The French of England is a field that welcomes and benefits today’s newer approaches in, for example, post-colonial and feminist and post-disciplinary studies, which seek to cross, re-align, and rethink disciplinary boundaries.  Scholars are asking new questions about the ways in which “French” texts are “English” and about the interrelations between insular French literature, that of the continent, and the literatures of other medieval cultures.  Historians and literary scholars taking a post-colonial approach recognize that the French of England was at various times the language of a political and military elite, while scholarship on medieval women continues to demonstrate the importance of vernacular records and texts, not only in the history of women in England, but for medieval scholarship at large.  In the field of insular vernacular pastoralia and devotional texts, where clerics as well as religious and laywomen play significant roles, for instance, it has been estimated that French of England texts number approximately 500 as against Middle English’s 800: a significant corpus, without which accounts of vernacular literary production in England are seriously incomplete.
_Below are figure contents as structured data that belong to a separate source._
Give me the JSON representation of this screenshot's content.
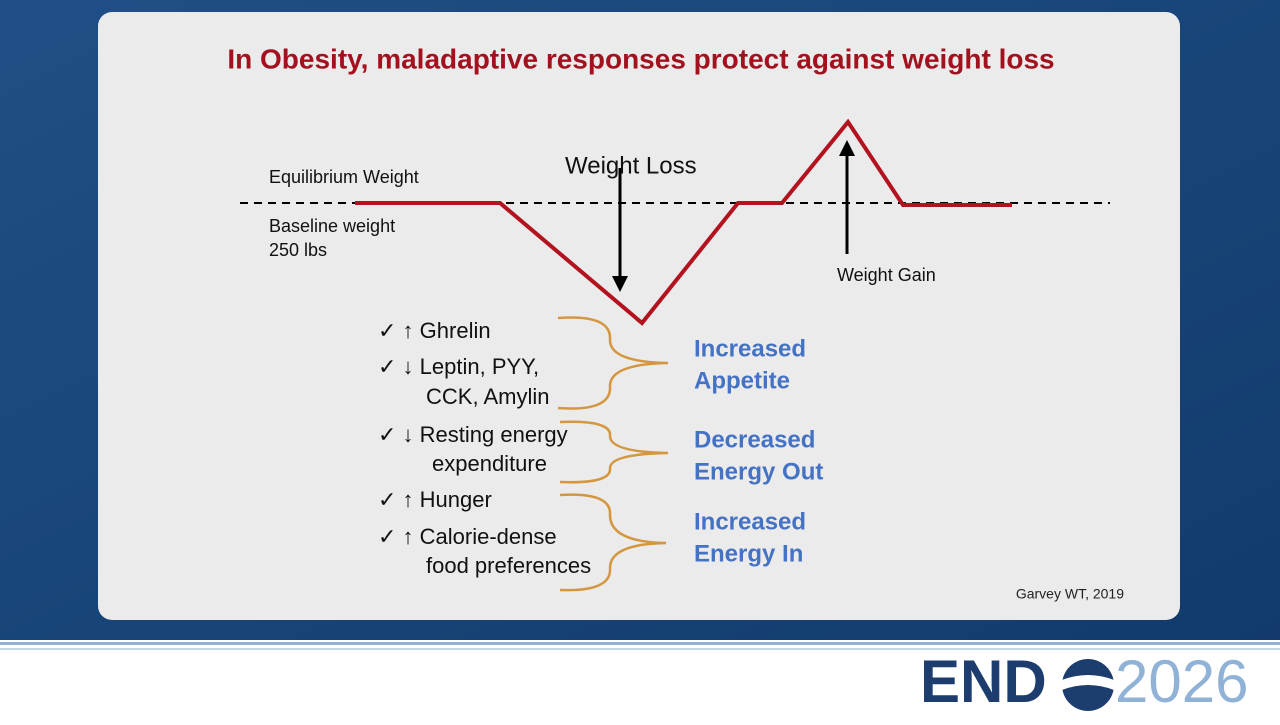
{
  "title": "In Obesity, maladaptive responses protect against weight loss",
  "diagram": {
    "equilibrium": "Equilibrium Weight",
    "baseline": [
      "Baseline weight",
      "250 lbs"
    ],
    "loss": "Weight Loss",
    "gain": "Weight Gain"
  },
  "items": [
    {
      "lines": [
        "✓ ↑ Ghrelin"
      ]
    },
    {
      "lines": [
        "✓ ↓ Leptin, PYY,",
        "CCK, Amylin"
      ]
    },
    {
      "lines": [
        "✓ ↓ Resting energy",
        "expenditure"
      ]
    },
    {
      "lines": [
        "✓ ↑ Hunger"
      ]
    },
    {
      "lines": [
        "✓ ↑ Calorie-dense",
        "food preferences"
      ]
    }
  ],
  "groups": [
    {
      "lines": [
        "Increased",
        "Appetite"
      ]
    },
    {
      "lines": [
        "Decreased",
        "Energy Out"
      ]
    },
    {
      "lines": [
        "Increased",
        "Energy In"
      ]
    }
  ],
  "citation": "Garvey WT, 2019",
  "logo": {
    "name": "END",
    "year": "2026"
  }
}
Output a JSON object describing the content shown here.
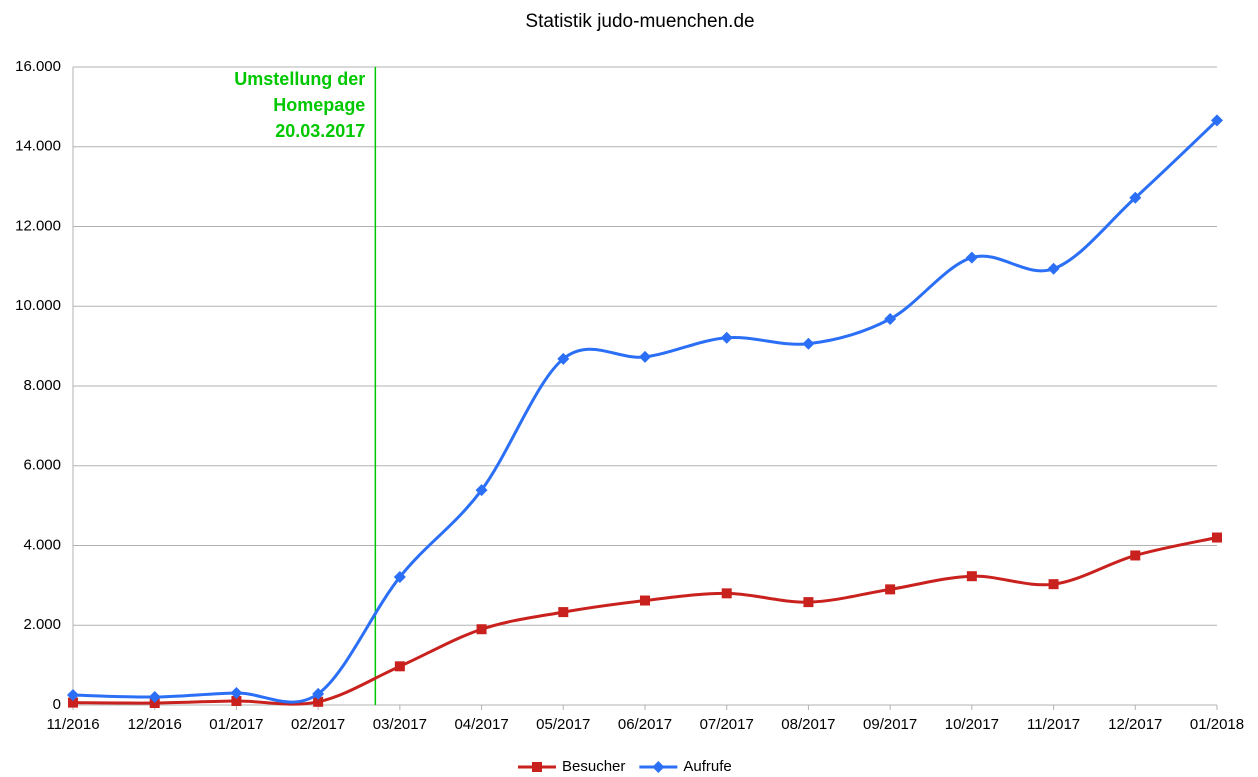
{
  "chart_data": {
    "type": "line",
    "title": "Statistik judo-muenchen.de",
    "categories": [
      "11/2016",
      "12/2016",
      "01/2017",
      "02/2017",
      "03/2017",
      "04/2017",
      "05/2017",
      "06/2017",
      "07/2017",
      "08/2017",
      "09/2017",
      "10/2017",
      "11/2017",
      "12/2017",
      "01/2018"
    ],
    "series": [
      {
        "name": "Besucher",
        "color": "#c9211e",
        "marker": "square",
        "values": [
          60,
          50,
          100,
          80,
          970,
          1900,
          2330,
          2620,
          2800,
          2580,
          2900,
          3230,
          3030,
          3750,
          4200
        ]
      },
      {
        "name": "Aufrufe",
        "color": "#2a6ff5",
        "marker": "diamond",
        "values": [
          250,
          200,
          300,
          280,
          3210,
          5390,
          8680,
          8730,
          9210,
          9060,
          9680,
          11220,
          10940,
          12720,
          14660
        ]
      }
    ],
    "ylim": [
      0,
      16000
    ],
    "yticks": [
      0,
      {
        "value": 2000,
        "label": "2.000"
      },
      {
        "value": 4000,
        "label": "4.000"
      },
      {
        "value": 6000,
        "label": "6.000"
      },
      {
        "value": 8000,
        "label": "8.000"
      },
      {
        "value": 10000,
        "label": "10.000"
      },
      {
        "value": 12000,
        "label": "12.000"
      },
      {
        "value": 14000,
        "label": "14.000"
      },
      {
        "value": 16000,
        "label": "16.000"
      }
    ],
    "grid": true,
    "smooth": true,
    "legend": "bottom",
    "annotation": {
      "lines": [
        "Umstellung der",
        "Homepage",
        "20.03.2017"
      ],
      "x": 3.7,
      "color": "#00c800"
    }
  }
}
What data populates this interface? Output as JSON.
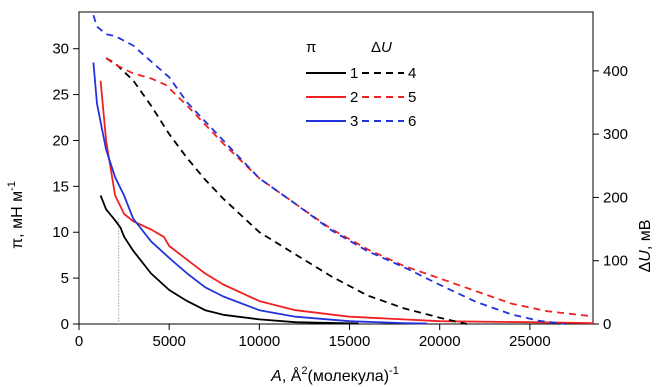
{
  "chart_data": {
    "type": "line",
    "xlabel_main": "A",
    "xlabel_rest": ", Å",
    "xlabel_sup": "2",
    "xlabel_tail": "(молекула)",
    "xlabel_sup2": "-1",
    "ylabel_left": "π, мН м",
    "ylabel_left_sup": "-1",
    "ylabel_right_prefix": "Δ",
    "ylabel_right_var": "U",
    "ylabel_right_rest": ", мВ",
    "x_ticks": [
      0,
      5000,
      10000,
      15000,
      20000,
      25000
    ],
    "y_left_ticks": [
      0,
      5,
      10,
      15,
      20,
      25,
      30
    ],
    "y_right_ticks": [
      0,
      100,
      200,
      300,
      400
    ],
    "xlim": [
      0,
      28500
    ],
    "ylim_left": [
      0,
      34
    ],
    "ylim_right": [
      0,
      493
    ],
    "legend": {
      "header_pi": "π",
      "header_du_prefix": "Δ",
      "header_du_var": "U",
      "rows": [
        {
          "pi_label": "1",
          "du_label": "4",
          "color": "#000000"
        },
        {
          "pi_label": "2",
          "du_label": "5",
          "color": "#ee2222"
        },
        {
          "pi_label": "3",
          "du_label": "6",
          "color": "#2233dd"
        }
      ]
    },
    "vline_x": 2200,
    "series": [
      {
        "name": "1",
        "axis": "left",
        "dashed": false,
        "color": "#000000",
        "points": [
          [
            1200,
            14
          ],
          [
            1500,
            12.5
          ],
          [
            2000,
            11.3
          ],
          [
            2300,
            10.5
          ],
          [
            2500,
            9.5
          ],
          [
            3000,
            8
          ],
          [
            4000,
            5.5
          ],
          [
            5000,
            3.7
          ],
          [
            6000,
            2.5
          ],
          [
            7000,
            1.5
          ],
          [
            8000,
            1.0
          ],
          [
            10000,
            0.5
          ],
          [
            12000,
            0.2
          ],
          [
            15500,
            0.05
          ]
        ]
      },
      {
        "name": "2",
        "axis": "left",
        "dashed": false,
        "color": "#ee2222",
        "points": [
          [
            1200,
            26.5
          ],
          [
            1500,
            20
          ],
          [
            2000,
            14
          ],
          [
            2500,
            12
          ],
          [
            3000,
            11.2
          ],
          [
            4000,
            10.3
          ],
          [
            4700,
            9.5
          ],
          [
            5000,
            8.5
          ],
          [
            6000,
            7
          ],
          [
            7000,
            5.5
          ],
          [
            8000,
            4.3
          ],
          [
            10000,
            2.5
          ],
          [
            12000,
            1.5
          ],
          [
            15000,
            0.8
          ],
          [
            20000,
            0.3
          ],
          [
            25000,
            0.2
          ],
          [
            28500,
            0.1
          ]
        ]
      },
      {
        "name": "3",
        "axis": "left",
        "dashed": false,
        "color": "#2233dd",
        "points": [
          [
            800,
            28.5
          ],
          [
            1000,
            24
          ],
          [
            1500,
            19
          ],
          [
            2000,
            16
          ],
          [
            2500,
            14
          ],
          [
            3000,
            11.5
          ],
          [
            4000,
            9
          ],
          [
            5000,
            7.2
          ],
          [
            6000,
            5.5
          ],
          [
            7000,
            4
          ],
          [
            8000,
            3
          ],
          [
            10000,
            1.5
          ],
          [
            12000,
            0.8
          ],
          [
            15000,
            0.3
          ],
          [
            18000,
            0.1
          ],
          [
            19300,
            0.05
          ]
        ]
      },
      {
        "name": "4",
        "axis": "right",
        "dashed": true,
        "color": "#000000",
        "points": [
          [
            1500,
            420
          ],
          [
            2000,
            412
          ],
          [
            3000,
            385
          ],
          [
            4000,
            345
          ],
          [
            5000,
            300
          ],
          [
            6000,
            262
          ],
          [
            7000,
            228
          ],
          [
            8000,
            198
          ],
          [
            10000,
            145
          ],
          [
            12000,
            110
          ],
          [
            14000,
            75
          ],
          [
            16000,
            45
          ],
          [
            18000,
            25
          ],
          [
            20000,
            10
          ],
          [
            21500,
            0
          ]
        ]
      },
      {
        "name": "5",
        "axis": "right",
        "dashed": true,
        "color": "#ee2222",
        "points": [
          [
            1500,
            420
          ],
          [
            2000,
            410
          ],
          [
            3000,
            396
          ],
          [
            4000,
            388
          ],
          [
            4800,
            378
          ],
          [
            6000,
            345
          ],
          [
            8000,
            285
          ],
          [
            10000,
            230
          ],
          [
            12000,
            190
          ],
          [
            14000,
            150
          ],
          [
            16000,
            118
          ],
          [
            18000,
            92
          ],
          [
            20000,
            72
          ],
          [
            22000,
            52
          ],
          [
            24000,
            32
          ],
          [
            26000,
            20
          ],
          [
            28500,
            12
          ]
        ]
      },
      {
        "name": "6",
        "axis": "right",
        "dashed": true,
        "color": "#2233dd",
        "points": [
          [
            800,
            488
          ],
          [
            1000,
            470
          ],
          [
            1500,
            458
          ],
          [
            2000,
            455
          ],
          [
            3000,
            440
          ],
          [
            4000,
            415
          ],
          [
            5000,
            390
          ],
          [
            6000,
            350
          ],
          [
            8000,
            290
          ],
          [
            10000,
            230
          ],
          [
            12000,
            190
          ],
          [
            14000,
            148
          ],
          [
            16000,
            115
          ],
          [
            18000,
            90
          ],
          [
            20000,
            62
          ],
          [
            22000,
            35
          ],
          [
            24000,
            15
          ],
          [
            25500,
            5
          ],
          [
            27000,
            0
          ]
        ]
      }
    ]
  }
}
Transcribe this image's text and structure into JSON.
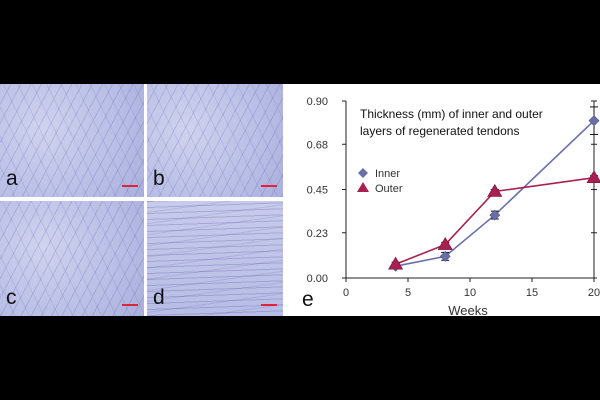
{
  "panels": [
    {
      "letter": "a"
    },
    {
      "letter": "b"
    },
    {
      "letter": "c"
    },
    {
      "letter": "d"
    }
  ],
  "chart_panel_letter": "e",
  "chart_data": {
    "type": "line",
    "title_lines": [
      "Thickness (mm) of inner and  outer",
      "layers of regenerated tendons"
    ],
    "xlabel": "Weeks",
    "ylabel": "",
    "xlim": [
      0,
      20
    ],
    "ylim": [
      0,
      0.9
    ],
    "xticks": [
      0,
      5,
      10,
      15,
      20
    ],
    "yticks": [
      "0.00",
      "0.23",
      "0.45",
      "0.68",
      "0.90"
    ],
    "x": [
      4,
      8,
      12,
      20
    ],
    "series": [
      {
        "name": "Inner",
        "marker": "diamond",
        "color": "#6a6fa8",
        "values": [
          0.06,
          0.11,
          0.32,
          0.8
        ],
        "errors": [
          0.01,
          0.02,
          0.02,
          0.07
        ]
      },
      {
        "name": "Outer",
        "marker": "triangle",
        "color": "#a8204f",
        "values": [
          0.07,
          0.17,
          0.44,
          0.51
        ],
        "errors": [
          0.01,
          0.01,
          0.01,
          0.01
        ]
      }
    ],
    "grid": false,
    "legend_position": "upper-left"
  }
}
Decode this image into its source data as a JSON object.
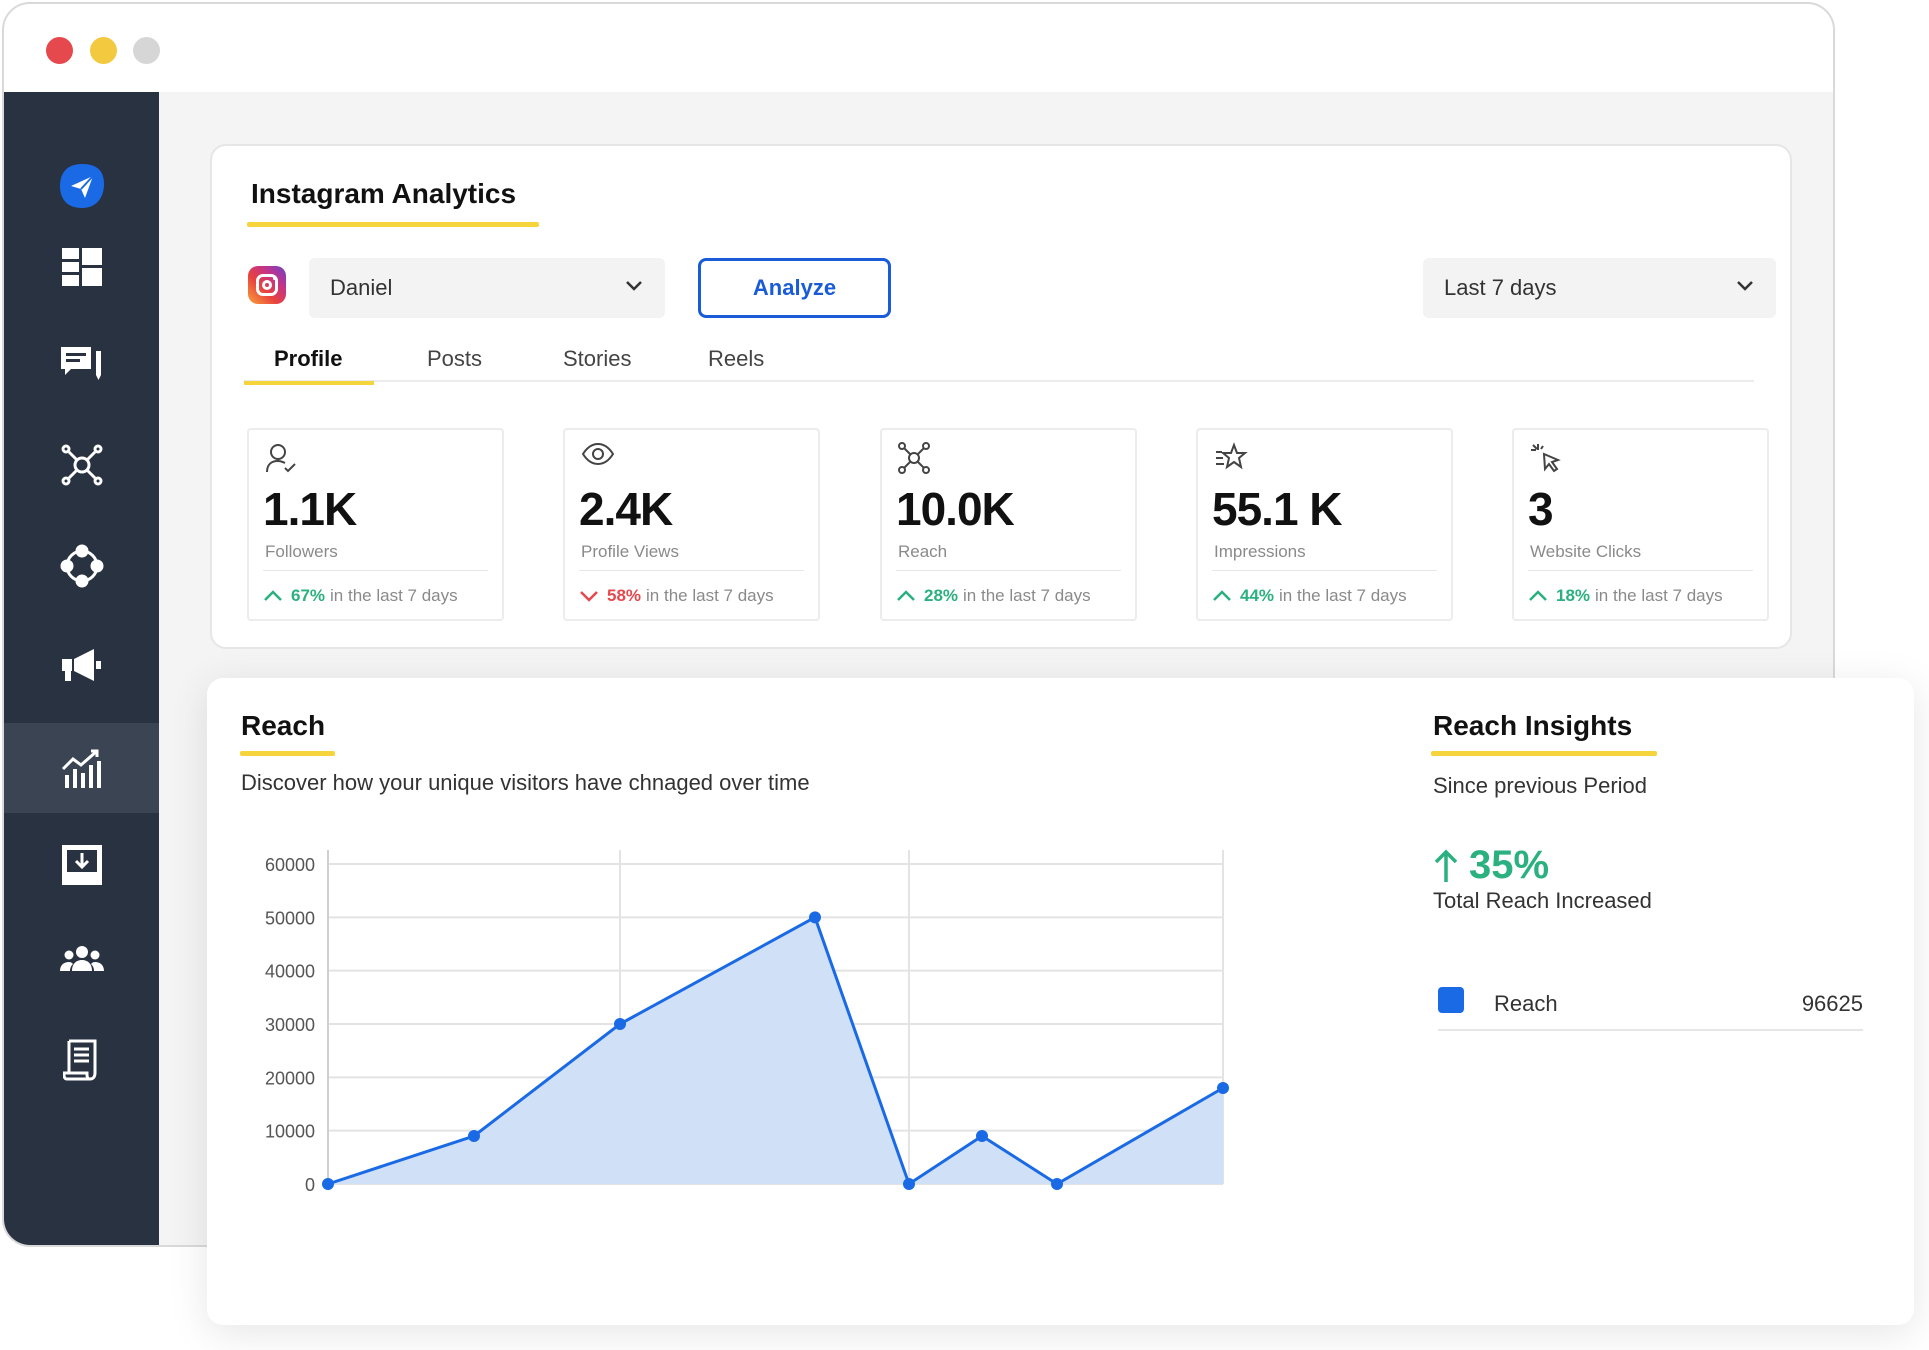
{
  "window": {
    "controls": [
      "close",
      "minimize",
      "maximize"
    ]
  },
  "sidebar": {
    "items": [
      {
        "name": "send-icon",
        "active": false
      },
      {
        "name": "dashboard-icon",
        "active": false
      },
      {
        "name": "messages-icon",
        "active": false
      },
      {
        "name": "network-icon",
        "active": false
      },
      {
        "name": "workflow-icon",
        "active": false
      },
      {
        "name": "megaphone-icon",
        "active": false
      },
      {
        "name": "analytics-icon",
        "active": true
      },
      {
        "name": "inbox-download-icon",
        "active": false
      },
      {
        "name": "team-icon",
        "active": false
      },
      {
        "name": "report-icon",
        "active": false
      }
    ]
  },
  "analytics": {
    "title": "Instagram Analytics",
    "account_select": "Daniel",
    "analyze_label": "Analyze",
    "period_select": "Last 7 days",
    "tabs": [
      {
        "label": "Profile",
        "active": true
      },
      {
        "label": "Posts",
        "active": false
      },
      {
        "label": "Stories",
        "active": false
      },
      {
        "label": "Reels",
        "active": false
      }
    ],
    "stats": [
      {
        "icon": "user-check-icon",
        "value": "1.1K",
        "label": "Followers",
        "pct": "67%",
        "direction": "up",
        "suffix": "in the last 7 days"
      },
      {
        "icon": "eye-icon",
        "value": "2.4K",
        "label": "Profile Views",
        "pct": "58%",
        "direction": "down",
        "suffix": "in the last 7 days"
      },
      {
        "icon": "network-icon",
        "value": "10.0K",
        "label": "Reach",
        "pct": "28%",
        "direction": "up",
        "suffix": "in the last 7 days"
      },
      {
        "icon": "star-icon",
        "value": "55.1 K",
        "label": "Impressions",
        "pct": "44%",
        "direction": "up",
        "suffix": "in the last 7 days"
      },
      {
        "icon": "cursor-click-icon",
        "value": "3",
        "label": "Website Clicks",
        "pct": "18%",
        "direction": "up",
        "suffix": "in the last 7 days"
      }
    ]
  },
  "reach": {
    "title": "Reach",
    "description": "Discover how your unique visitors have chnaged over time",
    "insights_title": "Reach Insights",
    "since_label": "Since previous Period",
    "change_pct": "35%",
    "change_label": "Total Reach Increased",
    "legend": {
      "name": "Reach",
      "value": "96625",
      "color": "#1a6ae6"
    }
  },
  "chart_data": {
    "type": "area",
    "x": [
      0,
      1,
      2,
      3,
      4,
      5,
      6,
      7
    ],
    "series": [
      {
        "name": "Reach",
        "values": [
          0,
          9000,
          30000,
          50000,
          0,
          9000,
          0,
          18000
        ]
      }
    ],
    "y_ticks": [
      0,
      10000,
      20000,
      30000,
      40000,
      50000,
      60000
    ],
    "ylim": [
      0,
      60000
    ],
    "grid": true,
    "colors": {
      "line": "#1a6ae6",
      "fill": "#cfe0f7"
    }
  }
}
England is the location of the earliest historical writing in French and has an important continuing tradition of such writing from the early twelfth into the fourteenth century and beyond.  Saints’ lives, now widely recognized as one of the major European narrative genres, and an indispensable resource for knowledge of medieval culture, have a rich corpus in the French of England.  So too, numerous religious works in the French of England showcase the conspicuous religiosity of aristocratic laypeople’s formation — often their spiritual cultural capital — in medieval Britain.

The French of England Project (FoE) is based at Fordham University in New York City and has also been located in and supported by the University of York, UK.  It has received funding from the National Endowment for the Humanities in the USA and from the Modern Humanities Research Association in the UK.